Dravet Syndrome is a life limiting genetic condition that causes severe seizures alongside other conditions such as learning disability, ataxia and autism.
Children with Dravet syndrome are at a higher risk of sudden unexplained death in epilepsy (SUDEP) than children with other types of epilepsy.
The Description below is taken from the Dravet UK website, a charity dedicated to supporting families whose children suffer from Dravet Syndrome.
First described by French physician Dr. Charlotte Dravet in 1978, Dravet syndrome (previously known as Severe Myoclonic Epilepsy of Infancy, or SMEI) is a neurodevelopmental disorder beginning in infancy, characterised by intractable seizures.
Estimates of the prevalence of this rare disorder range from 1:20,000 to 1:40,000 births, but the incidence may be found to be greater as the syndrome becomes better recognised and new genetic evidence is discovered.
What is the course of Dravet syndrome?
The course of Dravet syndrome is variable from one child to another. Seizures typically begin during the first year of life and neuro-development is normal prior to their onset. In most cases, the first seizures occur with fever and are generalised tonic-clonic (involving the whole body) or one-sided convulsions.
These seizures are often prolonged (lasting longer than five minutes) and may require emergency intervention. Over the next weeks or months, seizures increase in frequency and begin to occur without fever. Additional seizure types later appear. Most commonly, these are myoclonic (single jerks), focal or atypical absence seizures (usually involving staring and unresponsiveness).
During the second to fourth year of life, varying degrees of developmental delay typically become apparent. Other symptoms – such as ataxia (unsteadiness), sleep disturbance, and behaviour problems – may also develop. As children grow older, focal and myoclonic seizures may lessen, and in some cases disappear, but convulsive seizures typically persist, often occurring from sleep.
Prolonged seizures continue to be a risk and may still be more likely to occur with fever or illness. Communication, motor and cognitive functions stabilise, but significant delays persist.
Previously children with an apparently milder clinical course, usually without myoclonic seizures, have been described as having severe myoclonic epilepsy borderline (SMEB), it is now accepted to classify these children as also having Dravet syndrome.
What causes Dravet syndrome?
A major contributor to the cause of Dravet syndrome has been found to be mutations of the SCN1A gene, found in around 80% of patients. This gene contains instructions for the creation of proteins that regulate the function of sodium ion channels. A change (mutation) in this gene may lead to abnormal functioning of the sodium ion channels in the brain, which are presumed to cause seizures.

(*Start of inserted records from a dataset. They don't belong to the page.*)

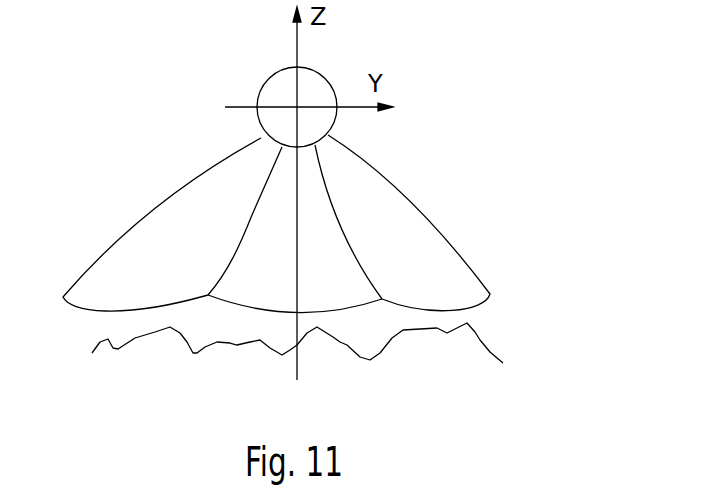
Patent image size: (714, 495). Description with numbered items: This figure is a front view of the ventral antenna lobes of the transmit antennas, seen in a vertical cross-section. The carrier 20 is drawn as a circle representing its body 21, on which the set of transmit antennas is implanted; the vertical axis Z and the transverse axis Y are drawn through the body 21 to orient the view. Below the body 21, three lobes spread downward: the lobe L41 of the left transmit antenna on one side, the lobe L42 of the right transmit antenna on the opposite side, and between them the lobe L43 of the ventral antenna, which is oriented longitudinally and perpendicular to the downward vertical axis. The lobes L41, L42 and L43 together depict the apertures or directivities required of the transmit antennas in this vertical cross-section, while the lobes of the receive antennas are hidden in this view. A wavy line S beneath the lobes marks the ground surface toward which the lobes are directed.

The carrier 20 is at (286, 83).
The body 21 is at (321, 70).
The lobe L41 is at (153, 210).
The lobe L42 is at (422, 212).
The lobe L43 is at (348, 310).
The surface S is at (104, 348).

Researchers have documented many different mutations of the SCN1A gene. However, not all of these result in Dravet syndrome. SCN1A mutations are also associated with other forms of epilepsy, including Intractable Childhood Epilepsy with Generalized Tonic-clonic Seizures (ICEGTC) and Severe Multifocal Epilepsy of Infancy.

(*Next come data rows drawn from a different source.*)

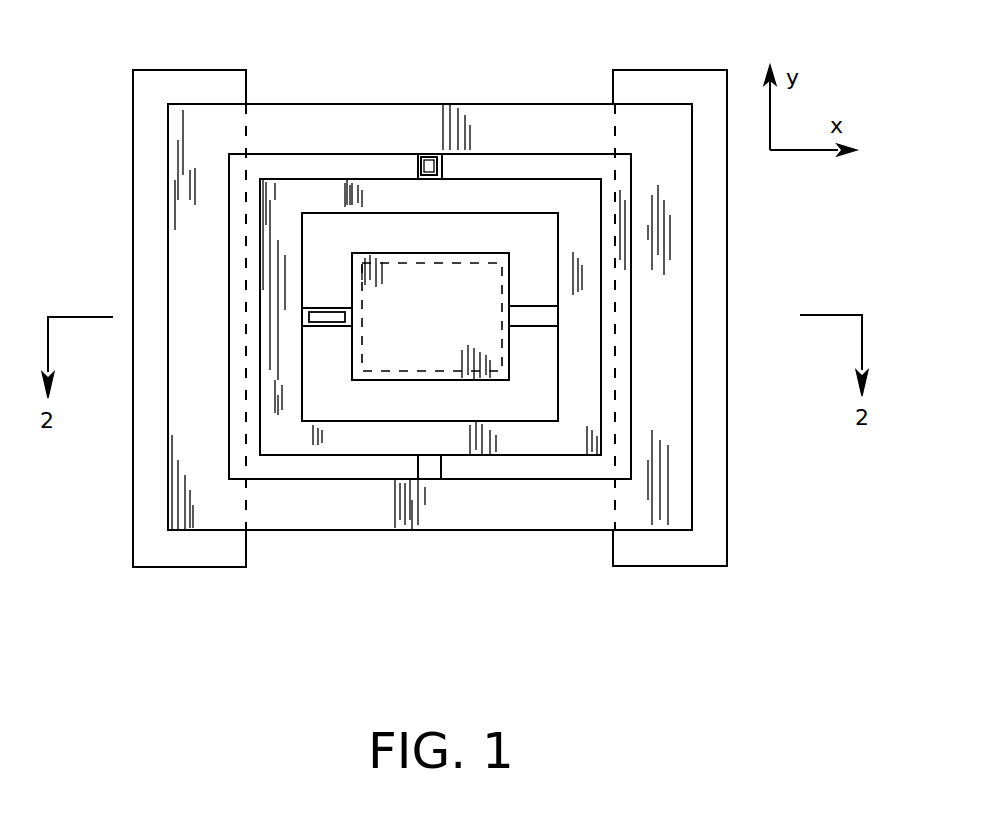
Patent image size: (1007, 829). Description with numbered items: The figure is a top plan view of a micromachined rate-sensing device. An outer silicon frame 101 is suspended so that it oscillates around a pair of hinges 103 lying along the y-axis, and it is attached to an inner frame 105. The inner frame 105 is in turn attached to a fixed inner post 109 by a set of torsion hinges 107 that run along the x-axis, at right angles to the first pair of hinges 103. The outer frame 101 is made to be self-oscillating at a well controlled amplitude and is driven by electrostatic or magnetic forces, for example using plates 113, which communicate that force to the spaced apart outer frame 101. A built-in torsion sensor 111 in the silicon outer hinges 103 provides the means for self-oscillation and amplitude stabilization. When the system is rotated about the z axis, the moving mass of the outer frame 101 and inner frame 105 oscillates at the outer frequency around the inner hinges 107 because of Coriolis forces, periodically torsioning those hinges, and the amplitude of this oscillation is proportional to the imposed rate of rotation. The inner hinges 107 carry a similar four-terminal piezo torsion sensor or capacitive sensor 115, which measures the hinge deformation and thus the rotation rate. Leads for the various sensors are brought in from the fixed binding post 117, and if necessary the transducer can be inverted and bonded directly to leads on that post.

The outer silicon frame 101 is at (563, 137).
The hinges 103 is at (417, 166).
The inner frame 105 is at (392, 448).
The torsion hinges 107 is at (325, 328).
The fixed inner post 109 is at (445, 305).
The torsion sensor 111 is at (423, 158).
The plates 113 is at (190, 71).
The four-terminal piezo torsion sensor or capacitive sensor 115 is at (327, 312).
The fixed binding post 117 is at (363, 333).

In Dravet syndrome, the gene mutation nearly always arises ‘de novo’, or new to the individual, even though many of the affected individuals have some history of febrile seizures or epilepsy in their extended family. Rarely, mutations of the SCN1A gene, can be passed from parent to child. Much remains to be understood about the causes of Dravet syndrome and research is ongoing. In those children negative for SCN1A mutations, other genetic mutations are being explored.

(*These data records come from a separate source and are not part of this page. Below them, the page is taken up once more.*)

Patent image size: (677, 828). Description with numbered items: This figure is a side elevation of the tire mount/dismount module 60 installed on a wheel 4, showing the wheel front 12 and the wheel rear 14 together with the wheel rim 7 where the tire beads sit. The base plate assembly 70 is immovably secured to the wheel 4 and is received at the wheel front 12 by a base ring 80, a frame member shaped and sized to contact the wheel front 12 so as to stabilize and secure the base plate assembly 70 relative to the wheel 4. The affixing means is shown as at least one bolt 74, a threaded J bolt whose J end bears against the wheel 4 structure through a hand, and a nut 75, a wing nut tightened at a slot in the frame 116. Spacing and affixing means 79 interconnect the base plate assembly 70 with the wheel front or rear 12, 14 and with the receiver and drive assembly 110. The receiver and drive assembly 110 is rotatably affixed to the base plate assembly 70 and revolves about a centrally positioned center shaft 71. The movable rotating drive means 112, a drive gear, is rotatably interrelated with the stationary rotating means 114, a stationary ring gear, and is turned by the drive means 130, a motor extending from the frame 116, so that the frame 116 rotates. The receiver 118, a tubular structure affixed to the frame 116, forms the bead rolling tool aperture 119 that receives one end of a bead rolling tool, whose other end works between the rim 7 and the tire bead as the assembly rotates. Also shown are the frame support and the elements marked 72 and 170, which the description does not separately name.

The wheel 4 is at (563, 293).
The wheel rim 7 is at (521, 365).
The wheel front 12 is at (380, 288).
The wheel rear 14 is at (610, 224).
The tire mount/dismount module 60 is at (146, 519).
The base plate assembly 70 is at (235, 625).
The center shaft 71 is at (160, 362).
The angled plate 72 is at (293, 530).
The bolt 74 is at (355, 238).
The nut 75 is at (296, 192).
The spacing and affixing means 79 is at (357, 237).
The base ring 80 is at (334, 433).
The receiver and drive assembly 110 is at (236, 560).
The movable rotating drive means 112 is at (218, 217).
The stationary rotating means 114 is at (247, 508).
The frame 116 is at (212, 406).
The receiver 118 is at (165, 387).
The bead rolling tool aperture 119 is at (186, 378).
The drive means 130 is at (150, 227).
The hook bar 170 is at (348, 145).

Currently, treatment for Dravet syndrome consists mainly of antiepileptic medications to help control seizures. Response is variable, but often the seizures persist despite treatment. Certain medications – currently including sodium valproate, clobazam, stiripentol, topiramate, levetiracetam – have been found to be generally useful. Others have been found to have an aggravating effect (eg lamotrigine, carbamazepine). The ketogenic diet has also been shown to be particularly useful in some individuals. The role of vagal nerve stimulation (VNS) still requires evaluation.